Initial Iteration (K=0)
# result: output/coco60_to_voc/ocud_it0
python -m torch.distributed.launch --nproc_per_node=4 tools/train_net.py --config-file wsod/coco60_to_voc/ocud_it0.yaml
# result: output/coco60_to_voc/mil_it0
python -m torch.distributed.launch --nproc_per_node=4 tools/train_net.py --config-file wsod/coco60_to_voc/mil_it0.yaml
# result: datasets/voc/VOC2007/voc_2007_trainval_coco60-to-voc_it0_0.8.json
# and datasets/coco/annotations/coco60_{train,val}2017_coco60-to-voc_it0_0.8
python wsod/pseudo_label.py output/coco60_to_voc/mil_it0 coco60_train2017_21987 coco60_val2017_969 coco60-to-voc 0 0.8 | tee output/coco60_to_voc/mil_it0/pseudo.txt
1st Refinement (K=1)
# ocud_it1
python -m torch.distributed.launch --nproc_per_node=4 tools/train_net.py --config-file wsod/coco60_to_voc/ocud_it1.yaml --start_iter 0
# mil_it1
python -m torch.distributed.launch --nproc_per_node=4 tools/train_net.py --config-file wsod/coco60_to_voc/mil_it1.yaml --start_iter 0
# pseudo GT it1
python wsod/pseudo_label.py output/coco60_to_voc/mil_it1 coco60_train2017_21987 coco60_val2017_969 coco60-to-voc 1 0.8 | tee output/coco60_to_voc/mil_it1/pseudo.txt
2nd Refinement (K=2)

We can make duplicates ocud_it2.yaml and mil_it2.yaml for this, or reuse the previous configs and specify the paths as follows.

python -m torch.distributed.launch --nproc_per_node=4 tools/train_net.py --config-file wsod/coco60_to_voc/ocud_it1.yaml --start_iter 0 OUTPUT_DIR "output/coco60_to_voc/ocud_it2" MODEL.WEIGHT "output/coco60_to_voc/ocud_it1/model_final.pth" DATASETS.TRAIN "('coco60_train2017_coco60-to-voc_it1_0.8','coco60_val2017_coco60-to-voc_it1_0.8','voc_2007_trainval_coco60-to-voc_it1_0.8_cocostyle')"

python -m torch.distributed.launch --nproc_per_node=4 tools/train_net.py --config-file wsod/coco60_to_voc/mil_it1.yaml --start_iter 0 OUTPUT_DIR "output/coco60_to_voc/mil_it2" MODEL.WEIGHT "output/coco60_to_voc/mil_it1/model_final.pth" WEAK.CFG2 "output/coco60_to_voc/ocud_it2/config.yml"

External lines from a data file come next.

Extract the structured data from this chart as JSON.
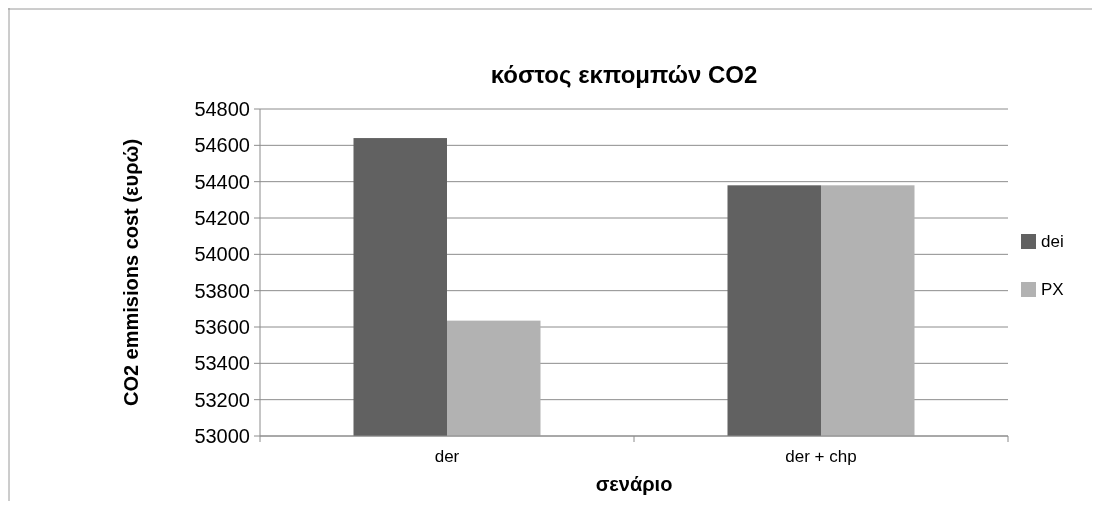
{
  "chart_data": {
    "type": "bar",
    "title": "κόστος εκπομπών CO2",
    "xlabel": "σενάριο",
    "ylabel": "CO2 emmisions cost (ευρώ)",
    "categories": [
      "der",
      "der + chp"
    ],
    "series": [
      {
        "name": "dei",
        "color": "#616161",
        "values": [
          54640,
          54380
        ]
      },
      {
        "name": "PX",
        "color": "#b2b2b2",
        "values": [
          53635,
          54380
        ]
      }
    ],
    "ylim": [
      53000,
      54800
    ],
    "yticks": [
      53000,
      53200,
      53400,
      53600,
      53800,
      54000,
      54200,
      54400,
      54600,
      54800
    ],
    "grid": "y",
    "legend": "right"
  }
}
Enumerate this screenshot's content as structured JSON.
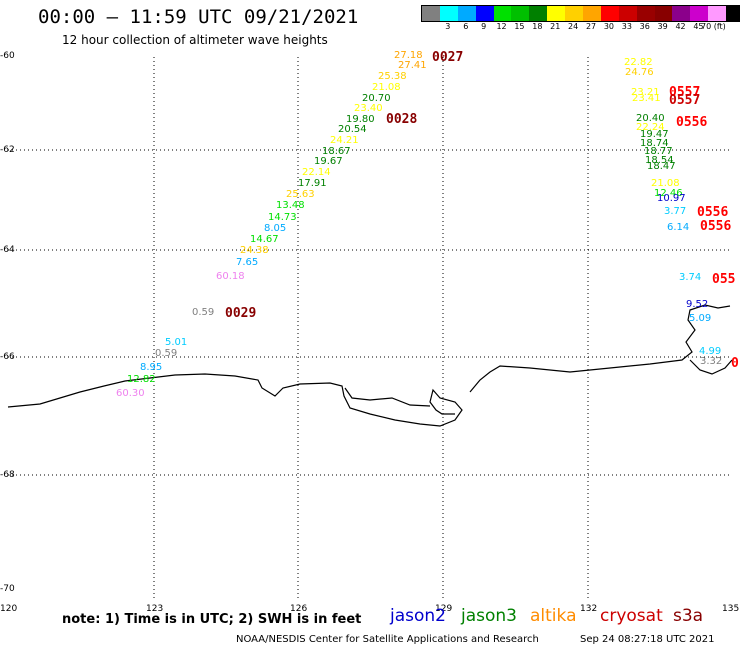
{
  "header": {
    "title": "00:00 – 11:59 UTC 09/21/2021",
    "subtitle": "12 hour collection of altimeter wave heights"
  },
  "legend": {
    "colors": [
      "#808080",
      "#00ffff",
      "#00aaff",
      "#0000ff",
      "#00e000",
      "#00c000",
      "#008000",
      "#ffff00",
      "#ffd000",
      "#ffa500",
      "#ff0000",
      "#cc0000",
      "#990000",
      "#880000",
      "#8b008b",
      "#cc00cc",
      "#ff99ff",
      "#000000"
    ],
    "labels": [
      "3",
      "6",
      "9",
      "12",
      "15",
      "18",
      "21",
      "24",
      "27",
      "30",
      "33",
      "36",
      "39",
      "42",
      "45",
      "70 (ft)"
    ]
  },
  "axes": {
    "y_ticks": [
      "-60",
      "-62",
      "-64",
      "-66",
      "-68",
      "-70"
    ],
    "x_ticks": [
      "120",
      "123",
      "126",
      "129",
      "132",
      "135"
    ]
  },
  "footer": {
    "note": "note: 1) Time is in UTC; 2) SWH is in feet",
    "satellites": [
      {
        "name": "jason2",
        "color": "#0000cc"
      },
      {
        "name": "jason3",
        "color": "#008000"
      },
      {
        "name": "altika",
        "color": "#ff8c00"
      },
      {
        "name": "cryosat",
        "color": "#cc0000"
      },
      {
        "name": "s3a",
        "color": "#880000"
      }
    ],
    "credit": "NOAA/NESDIS Center for Satellite Applications and Research",
    "generated": "Sep 24 08:27:18 UTC 2021"
  },
  "wave_heights": [
    {
      "text": "27.18",
      "color": "#ffa500"
    },
    {
      "text": "27.41",
      "color": "#ffa500"
    },
    {
      "text": "25.38",
      "color": "#ffd000"
    },
    {
      "text": "21.08",
      "color": "#ffff00"
    },
    {
      "text": "20.70",
      "color": "#008000"
    },
    {
      "text": "23.40",
      "color": "#ffff00"
    },
    {
      "text": "19.80",
      "color": "#008000"
    },
    {
      "text": "20.54",
      "color": "#008000"
    },
    {
      "text": "18.67",
      "color": "#008000"
    },
    {
      "text": "24.21",
      "color": "#ffff00"
    },
    {
      "text": "19.67",
      "color": "#008000"
    },
    {
      "text": "22.14",
      "color": "#ffff00"
    },
    {
      "text": "17.91",
      "color": "#008000"
    },
    {
      "text": "25.63",
      "color": "#ffd000"
    },
    {
      "text": "13.48",
      "color": "#00e000"
    },
    {
      "text": "14.73",
      "color": "#00e000"
    },
    {
      "text": "8.05",
      "color": "#00aaff"
    },
    {
      "text": "14.67",
      "color": "#00e000"
    },
    {
      "text": "24.38",
      "color": "#ffd000"
    },
    {
      "text": "7.65",
      "color": "#00aaff"
    },
    {
      "text": "60.18",
      "color": "#ee82ee"
    },
    {
      "text": "0.59",
      "color": "#808080"
    },
    {
      "text": "5.01",
      "color": "#00ccff"
    },
    {
      "text": "0.59",
      "color": "#808080"
    },
    {
      "text": "8.95",
      "color": "#00aaff"
    },
    {
      "text": "12.82",
      "color": "#00e000"
    },
    {
      "text": "60.30",
      "color": "#ee82ee"
    },
    {
      "text": "22.82",
      "color": "#ffff00"
    },
    {
      "text": "24.76",
      "color": "#ffd000"
    },
    {
      "text": "23.21",
      "color": "#ffff00"
    },
    {
      "text": "23.41",
      "color": "#ffff00"
    },
    {
      "text": "20.40",
      "color": "#008000"
    },
    {
      "text": "22.24",
      "color": "#ffff00"
    },
    {
      "text": "19.47",
      "color": "#008000"
    },
    {
      "text": "18.74",
      "color": "#008000"
    },
    {
      "text": "18.77",
      "color": "#008000"
    },
    {
      "text": "18.54",
      "color": "#008000"
    },
    {
      "text": "18.47",
      "color": "#008000"
    },
    {
      "text": "21.08",
      "color": "#ffff00"
    },
    {
      "text": "12.46",
      "color": "#00e000"
    },
    {
      "text": "10.97",
      "color": "#0000cc"
    },
    {
      "text": "3.77",
      "color": "#00ccff"
    },
    {
      "text": "6.14",
      "color": "#00aaff"
    },
    {
      "text": "3.74",
      "color": "#00ccff"
    },
    {
      "text": "9.52",
      "color": "#0000cc"
    },
    {
      "text": "5.09",
      "color": "#00aaff"
    },
    {
      "text": "4.99",
      "color": "#00ccff"
    },
    {
      "text": "3.32",
      "color": "#808080"
    }
  ],
  "pass_labels": [
    {
      "text": "0027",
      "color": "#880000"
    },
    {
      "text": "0028",
      "color": "#880000"
    },
    {
      "text": "0029",
      "color": "#880000"
    },
    {
      "text": "0557",
      "color": "#ff0000"
    },
    {
      "text": "0557",
      "color": "#cc0000"
    },
    {
      "text": "0556",
      "color": "#ff0000"
    },
    {
      "text": "0556",
      "color": "#ff0000"
    },
    {
      "text": "0556",
      "color": "#ff0000"
    },
    {
      "text": "055",
      "color": "#ff0000"
    },
    {
      "text": "0",
      "color": "#ff0000"
    }
  ]
}
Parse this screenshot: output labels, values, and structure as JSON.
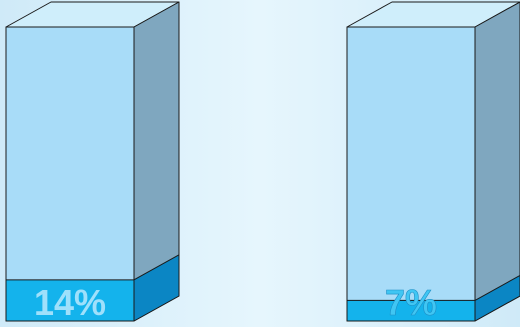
{
  "chart_data": {
    "type": "bar",
    "style": "3d-cylinder-fill",
    "ylim": [
      0,
      100
    ],
    "grid": false,
    "bars": [
      {
        "label": "14%",
        "value": 14
      },
      {
        "label": "7%",
        "value": 7
      }
    ]
  },
  "colors": {
    "container_front": "#a8dcf8",
    "container_top": "#cfeefb",
    "container_side": "#7fa7bf",
    "fill_front": "#14b3ec",
    "fill_side": "#0b86c4",
    "fill_top": "#38c4f2",
    "stroke": "#1a1a1a",
    "label_on_fill": "#9fe0fb",
    "label_above_fill": "#40c6f3"
  }
}
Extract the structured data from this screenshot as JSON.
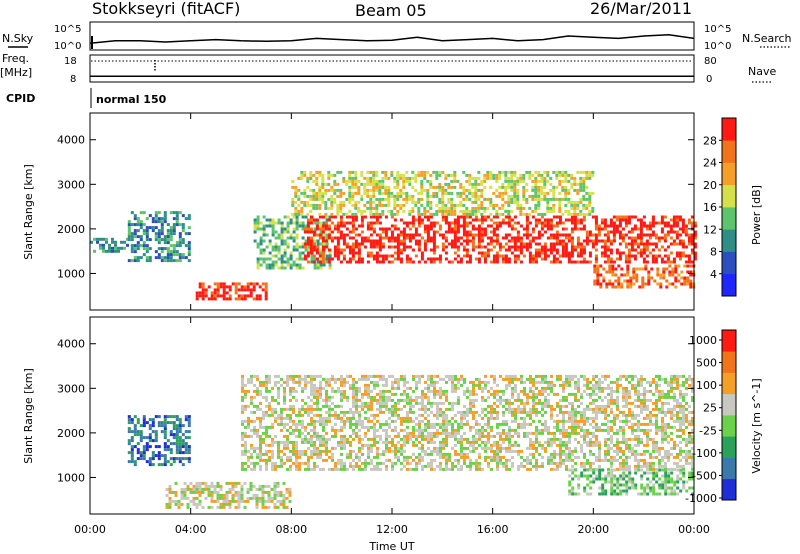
{
  "header": {
    "station": "Stokkseyri (fitACF)",
    "beam": "Beam 05",
    "date": "26/Mar/2011"
  },
  "status_panels": {
    "nsky_label": "N.Sky",
    "nsearch_label": "N.Search",
    "nsky_ticks": [
      "10^5",
      "10^0"
    ],
    "nsearch_ticks": [
      "10^5",
      "10^0"
    ],
    "freq_label_1": "Freq.",
    "freq_label_2": "[MHz]",
    "freq_ticks": [
      "18",
      "8"
    ],
    "nave_label": "Nave",
    "nave_ticks": [
      "80",
      "0"
    ],
    "cpid_label": "CPID",
    "cpid_value": "normal 150"
  },
  "chart_data": [
    {
      "type": "heatmap",
      "name": "power",
      "xlabel": "Time UT",
      "ylabel": "Slant Range [km]",
      "x_ticks": [
        "00:00",
        "04:00",
        "08:00",
        "12:00",
        "16:00",
        "20:00",
        "00:00"
      ],
      "xlim_hours": [
        0,
        24
      ],
      "y_ticks": [
        1000,
        2000,
        3000,
        4000
      ],
      "ylim": [
        180,
        4600
      ],
      "colorbar": {
        "label": "Power [dB]",
        "ticks": [
          "4",
          "8",
          "12",
          "16",
          "20",
          "24",
          "28"
        ],
        "colors": [
          "#1f26ff",
          "#2c4fc0",
          "#2f8f86",
          "#5cc46b",
          "#d6e04a",
          "#f4a028",
          "#f2741a",
          "#ff1a14"
        ]
      },
      "features": [
        {
          "t_start": 0.0,
          "t_end": 1.5,
          "range_start": 1500,
          "range_end": 1800,
          "level": 2
        },
        {
          "t_start": 1.5,
          "t_end": 4.0,
          "range_start": 1300,
          "range_end": 2400,
          "level": 2
        },
        {
          "t_start": 4.2,
          "t_end": 7.0,
          "range_start": 450,
          "range_end": 800,
          "level": 7
        },
        {
          "t_start": 6.5,
          "t_end": 9.5,
          "range_start": 1100,
          "range_end": 2300,
          "level": 3
        },
        {
          "t_start": 8.5,
          "t_end": 24.0,
          "range_start": 1250,
          "range_end": 2300,
          "level": 7
        },
        {
          "t_start": 8.0,
          "t_end": 20.0,
          "range_start": 2300,
          "range_end": 3300,
          "level": 4
        },
        {
          "t_start": 20.0,
          "t_end": 24.0,
          "range_start": 700,
          "range_end": 1200,
          "level": 6
        }
      ]
    },
    {
      "type": "heatmap",
      "name": "velocity",
      "xlabel": "Time UT",
      "ylabel": "Slant Range [km]",
      "x_ticks": [
        "00:00",
        "04:00",
        "08:00",
        "12:00",
        "16:00",
        "20:00",
        "00:00"
      ],
      "xlim_hours": [
        0,
        24
      ],
      "y_ticks": [
        1000,
        2000,
        3000,
        4000
      ],
      "ylim": [
        180,
        4600
      ],
      "colorbar": {
        "label": "Velocity [m s^-1]",
        "ticks": [
          "1000",
          "500",
          "100",
          "25",
          "-25",
          "-100",
          "-500",
          "-1000"
        ],
        "colors": [
          "#1f2fd8",
          "#3a7aa8",
          "#2aa25a",
          "#6ad24a",
          "#c8c8c0",
          "#f4a028",
          "#f27418",
          "#ff1a14"
        ]
      },
      "features": [
        {
          "t_start": 1.5,
          "t_end": 4.0,
          "range_start": 1300,
          "range_end": 2400,
          "level": 1
        },
        {
          "t_start": 3.0,
          "t_end": 8.0,
          "range_start": 300,
          "range_end": 900,
          "level": 4
        },
        {
          "t_start": 6.0,
          "t_end": 24.0,
          "range_start": 1200,
          "range_end": 3300,
          "level": 4
        },
        {
          "t_start": 19.0,
          "t_end": 24.0,
          "range_start": 600,
          "range_end": 1200,
          "level": 3
        }
      ]
    }
  ],
  "status_series": {
    "nsky": [
      0.2,
      0.3,
      0.3,
      0.25,
      0.3,
      0.35,
      0.3,
      0.28,
      0.3,
      0.4,
      0.35,
      0.3,
      0.32,
      0.45,
      0.3,
      0.35,
      0.4,
      0.3,
      0.35,
      0.5,
      0.45,
      0.4,
      0.5,
      0.55,
      0.4
    ],
    "nave": [
      0.15,
      0.15,
      0.15,
      0.15,
      0.15,
      0.15,
      0.15,
      0.15,
      0.15,
      0.15,
      0.15,
      0.15,
      0.15,
      0.15,
      0.15,
      0.15,
      0.15,
      0.15,
      0.15,
      0.15,
      0.15,
      0.15,
      0.15,
      0.15,
      0.15
    ]
  }
}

python wsod/pseudo_label.py output/coco60_to_voc/mil_it2 coco60_train2017_21987 coco60_val2017_969 coco60-to-voc 2 0.8 | tee output/coco60_to_voc/mil_it2/pseudo.txt
(Optional) Distill a Faster RCNN

This retrains a Faster RCNN (R50C4) from the pseudo GT mined in step K=2.

python -m torch.distributed.launch --nproc_per_node=4 tools/train_net.py --config-file wsod/coco60_to_voc/distill_resnet50c4.yaml

Demo Result

Here are the VOC2007 test APs of the Demo above. Note that we report the mAP@IoU=0.5 under the VOC07 11-point metric in our paper, which is a bit lower than the area under PR curve.

mil_it2:

use_07_metric=True:
mAP: 0.5875
aeroplane       : 0.5851
bicycle         : 0.4720
bird            : 0.6876
boat            : 0.4561
bottle          : 0.4812
bus             : 0.7835
car             : 0.7515
cat             : 0.8028
chair           : 0.2962
cow             : 0.8010
diningtable     : 0.1465
dog             : 0.7994
horse           : 0.7006
motorbike       : 0.6749
person          : 0.5640
pottedplant     : 0.1211
sheep           : 0.6998
sofa            : 0.5831
train           : 0.7261
tvmonitor       : 0.6180

Due to randomness (and this code being a refactored version..), the numbers may vary from run to run and slightly differ from the paper's. But the difference should be rather limited. The example result here gives 58.75% mAP at K=2 which is higher than that in the paper.

Demo outputs are on Google Drive.

License

wsod_transfer inherits the MIT license from maskrcnn-benchmark. See LICENSE for additional details.